Был, как Огурчик, я казист,
Как Петушок, пригож;
А стал я гнил, как палый Лист,
Уныл, как медный Грош.
Как Сыч, стенаю я всю ночь,
Но Молли все равно:
Она меня прогнала прочь
И дрыхнет, как Бревно.
Пока я сохну, как Сучок,
И кисну, как Кисель,
Она стрекочет, как Сверчок,
И прыскает, как Эль.
Как Пчелка, вьется Купидон
Вокруг ее красот;
Всяк на погибель обречен,
Кто близ нее пройдет.
Увы! Земли недолгий Гость,
Я чахну, как Сугроб;
Она меня, как в стенку Гвоздь,
Загонит скоро в гроб.
Ее уста горят, как Мак,
Взор колет, как Игла;
Ее улыбка, как Пятак
Серебряный, светла.
Ее румяная щека
Туга, как Барабан,
Грудь, как подушка, высока,
Как рюмка, строен стан.
Она разумна, как Сова,
Скромна, как Лань в лесах,
Как Блошка быстрая, резва
В увертках и прыжках.
И скажет всякий, кто тайком
С ней обнимался вхруст,
Что слаще Каши с Молоком
Лобзанье этих уст.
Я помню, как ее лицо
Сближалося с моим —
Я весь был полон, как Яйцо,
Блаженством неземным.
Как Черепаха, был я глуп:
Я думал, что она
В любви своей тверда, как Дуб,
Как Азбука, верна.
Что крепко, как Репей с Репьем,
Мы сцеплены вдвоем
И, словно Две Ноги, пойдем
Вперед одним путем.
И вот – одна нога ушла,
И я стою, как Пень,
Раздавленный, как Камбала,
Печальный, как Олень.
Покинутый, как Мухомор,
Задумчивый, как Слон,
Усохший, как Треска, с тех пор,
Как с Молли разлучен.
Она еще вздохнет, как Штык,
О незабвенных днях,
Когда, как сломленный Тростник,
Я буду втоптан в прах.
Александр Поуп
1688–1744
Сын лондонского купца, Поуп получил в основном домашнее образование. Ни сомнительное для тех времен католическое вероисповедание, ни преследовавшие его с детства недуги не помешали Поупу сделаться профессиональным литератором, самым авторитетным поэтом своей эпохи. Его «Опыт о критике» (1711) – манифест английского классицизма.

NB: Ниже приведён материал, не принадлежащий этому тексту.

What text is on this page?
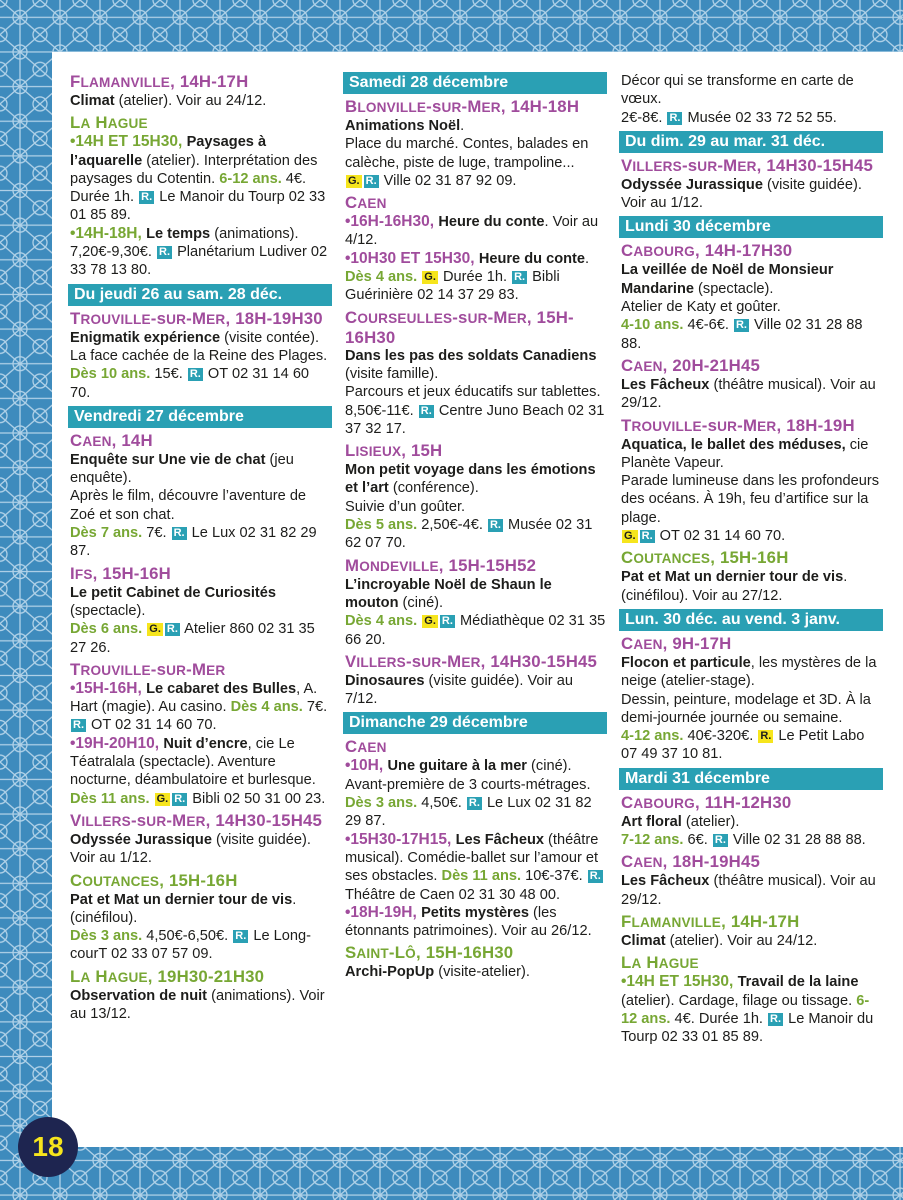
FLAMANVILLE, 14H-17H

Climat (atelier). Voir au 24/12.

LA HAGUE

•14H ET 15H30, Paysages à l’aquarelle (atelier). Interprétation des paysages du Cotentin. 6-12 ans. 4€. Durée 1h. R. Le Manoir du Tourp 02 33 01 85 89.

•14H-18H, Le temps (animations). 7,20€-9,30€. R. Planétarium Ludiver 02 33 78 13 80.

Du jeudi 26 au sam. 28 déc.
TROUVILLE-sUR-MER, 18H-19H30

Enigmatik expérience (visite contée). La face cachée de la Reine des Plages.

Dès 10 ans. 15€. R. OT 02 31 14 60 70.

Vendredi 27 décembre
CAEN, 14H

Enquête sur Une vie de chat (jeu enquête).

Après le film, découvre l’aventure de Zoé et son chat.

Dès 7 ans. 7€. R. Le Lux 02 31 82 29 87.

IFS, 15H-16H

Le petit Cabinet de Curiosités (spectacle).

Dès 6 ans. G. R. Atelier 860 02 31 35 27 26.

TROUVILLE-sUR-MER

•15H-16H, Le cabaret des Bulles, A. Hart (magie). Au casino. Dès 4 ans. 7€. R. OT 02 31 14 60 70.

•19H-20H10, Nuit d’encre, cie Le Téatralala (spectacle). Aventure nocturne, déambulatoire et burlesque. Dès 11 ans. G. R. Bibli 02 50 31 00 23.

VILLERS-sUR-MER, 14H30-15H45

Odyssée Jurassique (visite guidée). Voir au 1/12.

COUTANCES, 15H-16H

Pat et Mat un dernier tour de vis. (cinéfilou).

Dès 3 ans. 4,50€-6,50€. R. Le Long-courT 02 33 07 57 09.

LA HAGUE, 19H30-21H30

Observation de nuit (animations). Voir au 13/12.

Samedi 28 décembre
BLONVILLE-sUR-MER, 14H-18H

Animations Noël.

Place du marché. Contes, balades en calèche, piste de luge, trampoline...

G. R. Ville 02 31 87 92 09.

CAEN

•16H-16H30, Heure du conte. Voir au 4/12.

•10H30 ET 15H30, Heure du conte. Dès 4 ans. G. Durée 1h. R. Bibli Guérinière 02 14 37 29 83.

COURSEULLES-sUR-MER, 15H-16H30

Dans les pas des soldats Canadiens (visite famille).

Parcours et jeux éducatifs sur tablettes.

8,50€-11€. R. Centre Juno Beach 02 31 37 32 17.

LISIEUX, 15H

Mon petit voyage dans les émotions et l’art (conférence).

Suivie d’un goûter.

Dès 5 ans. 2,50€-4€. R. Musée 02 31 62 07 70.

MONDEVILLE, 15H-15H52

L’incroyable Noël de Shaun le mouton (ciné).

Dès 4 ans. G. R. Médiathèque 02 31 35 66 20.

VILLERS-sUR-MER, 14H30-15H45

Dinosaures (visite guidée). Voir au 7/12.

Dimanche 29 décembre
CAEN

•10H, Une guitare à la mer (ciné). Avant-première de 3 courts-métrages. Dès 3 ans. 4,50€. R. Le Lux 02 31 82 29 87.

•15H30-17H15, Les Fâcheux (théâtre musical). Comédie-ballet sur l’amour et ses obstacles. Dès 11 ans. 10€-37€. R. Théâtre de Caen 02 31 30 48 00.

•18H-19H, Petits mystères (les étonnants patrimoines). Voir au 26/12.

SAINT-LÔ, 15H-16H30

Archi-PopUp (visite-atelier).

Décor qui se transforme en carte de vœux.

2€-8€. R. Musée 02 33 72 52 55.

Du dim. 29 au mar. 31 déc.
VILLERS-sUR-MER, 14H30-15H45

Odyssée Jurassique (visite guidée). Voir au 1/12.

Lundi 30 décembre
CABOURG, 14H-17H30

La veillée de Noël de Monsieur Mandarine (spectacle).

Atelier de Katy et goûter.

4-10 ans. 4€-6€. R. Ville 02 31 28 88 88.

CAEN, 20H-21H45

Les Fâcheux (théâtre musical). Voir au 29/12.

TROUVILLE-sUR-MER, 18H-19H

Aquatica, le ballet des méduses, cie Planète Vapeur.

Parade lumineuse dans les profondeurs des océans. À 19h, feu d’artifice sur la plage.

G. R. OT 02 31 14 60 70.

COUTANCES, 15H-16H

Pat et Mat un dernier tour de vis. (cinéfilou). Voir au 27/12.

Lun. 30 déc. au vend. 3 janv.
CAEN, 9H-17H

Flocon et particule, les mystères de la neige (atelier-stage).

Dessin, peinture, modelage et 3D. À la demi-journée journée ou semaine.

4-12 ans. 40€-320€. R. Le Petit Labo 07 49 37 10 81.

Mardi 31 décembre
CABOURG, 11H-12H30

Art floral (atelier).

7-12 ans. 6€. R. Ville 02 31 28 88 88.

CAEN, 18H-19H45

Les Fâcheux (théâtre musical). Voir au 29/12.

FLAMANVILLE, 14H-17H

Climat (atelier). Voir au 24/12.

LA HAGUE

•14H ET 15H30, Travail de la laine (atelier). Cardage, filage ou tissage. 6-12 ans. 4€. Durée 1h. R. Le Manoir du Tourp 02 33 01 85 89.

18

Шедевром ироикомического жанра является поэма «Похищение локона» (1712), соединившая галантный стиль рококо с сатирой и тонким психологизмом. Поупа называли Горацием своего времени. Центральное его произведение – «Опыт о человеке» (1733–1734), в котором человек изображается как соединение противоположных начал, «перешеек» между двумя мирами. По мнению автора, ему не остается ничего лучшего, чем следовать правилу «золотой середины».
Познай себя
(Из поэмы «Опыт о человеке»)
Познай себя; Бог чересчур далек;
Ты сам есть заданный тебе урок.
Ты – перешеек, а не материк,
Отчасти мудр, сравнительно велик.
Противоречья вечного пример,
Для скептика ты – слишком маловер,
Для стоика – костьми и волей слаб;
И сам не знаешь, Царь ты или Раб.
Что в тебе выше, дух иль плоть, скажи,
Живой для смерти, мыслящий для лжи?
Чем больше напрягаешь разум ты,
Тем дальше от заветной правоты.
О путающий сердце с головой,
Вредитель вечный – и спаситель свой;
Клубок страстей, игралище сует;
Владыка мира, жертва мелких бед;
Творения ошибка и судья:
Венец, каприз и тайна бытия!
Ричард Джейго
1715–1781
Родился в графстве Уорвикшир в семье священника и всю жизнь прожил в этом графстве, служа священником. Учился в Оксфордском университете, где подружился с Уильямом Шенстоуном, который повлиял на него не только как поэт, но и как энтузиаст ландшафтного искусства. С 1754 года Джейго исправлял должность викария в Сниттерфильде, возделывая и украшая свой сад и территорию церкви. Главное его поэтическое произведение – поэма в четырех книгах о битве при Эдж-Хилле (в южной части Уорвикшира) во время гражданской войны 1642 года.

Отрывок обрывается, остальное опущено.